Yenişehir Wiki
Advertisement

Habib (Hubb. dan) Sevilen. Sevgili. Seven. Dost.

HUBB


Sözlükte "sevmek, beğenmek, rağbet etmek, istemek, meyletmek, hoşlanmak ve tercih etmek" anlamlarına gelir. Sevgi iradeden daha geneldir. Her sevgi iradedir, ancak her irade sevgi değildir. Canlı, anlayışlı ve bilgili varlıkların bir özelliği olan sevgi, kalp ve duyu organlarının zevk aldığı ve hoşlandığı şeylere meyletmesidir. Sevgi, bilgiye ve tanımaya bağlıdır. İnsan bilmediği, tanımadığı, görmediği, anlamadığı ve duymadığı şeyleri sevemez.

Kur'ân'da sevgi; hubb, mehabbet, vüdd ve meveddet kelimeleri ile ifade edilmiştir. Kur'ân ve hadislerde Allah'ı (Bakara, 2/165), Peygamberi (Buhârî, Îmân, 8. I,9), aile fertlerini (Ahmed, III,128), mü'minleri (Müslim, Îmân, 93. V, 74), insanları (Tirmizî, Zühd, 2. IV,551), imânı (Hucurât, 49/7), dünya ve âhiret nimetlerini (Âl-i İmrân, 3/92), yardım görmeyi (Sâf, 61/13), bağışlanmayı (Nûr, 24/22), hayırlı şeyleri (Bakara, 2/216) sevmek övülmüş ve teşvik edilmiş; Allah'tan başka tapılanları (Bakara, 2/165), âhireti unutup sadece dünyayı, (Kıyamet, 75/20; İbrahim, 14/2-3) küfrü, (Tevbe, 9/23) toplumda kötülüklerin yayılmasını, (Nûr, 24/19) hak etmediği şeylerle övülmeyi, (Âl-i İmrân, 3/188) hiç ölmeyecekmiş gibi yaşamayı, (Bakara, 2/96. Tirmizî, Zühd, 28. IV,570) Allah ve mü'minlerin düşmanlarını (Mümtehine, 60/1)... sevmek yerilmiştir.
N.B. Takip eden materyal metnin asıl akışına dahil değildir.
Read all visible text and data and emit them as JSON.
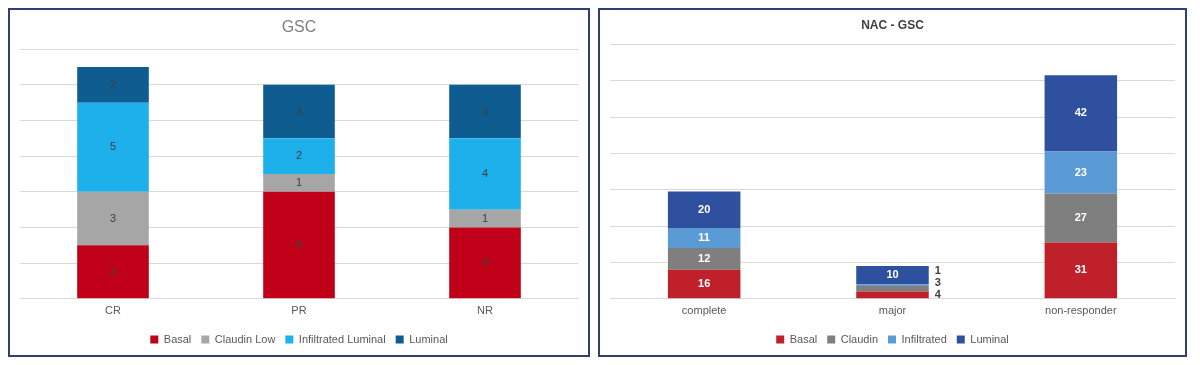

Sevginin zıddı, kızmak, nefret etmek, kin tutmak, hoşlanmamak ve düşmanlık beslemektir.

Kur'ân'da özellikle Allah sevgisine ve Allah'ın sevdiği insanların niteliklerine sıkça vurgu yapılmıştır. Allah sevgisinin iki boyutu vardır. Biri Allah'ı sevmek, diğeri Allah'ın insanları sevmesidir. İnsanların, en çok Allah'ı sevmeleri gerekir. Çünkü insanı yaratan, yaşatan ve rızık veren O'dur. Allah'ı sevmek, O'na îmân etmenin gereğidir. (Buhârî, Îman, 1) Kur'ân'da îmân eden kimselerin en çok Allah'ı sevdikleri bildirilmiştir. (Bakara, 2/165) (İ.K.)

HUBBÜLLAH


Allah sevgisi demektir. Allah'ı sevmek; O'nun sevap, nimet, rıza, hoşnutluk ve yakınlığını arzu etmektir.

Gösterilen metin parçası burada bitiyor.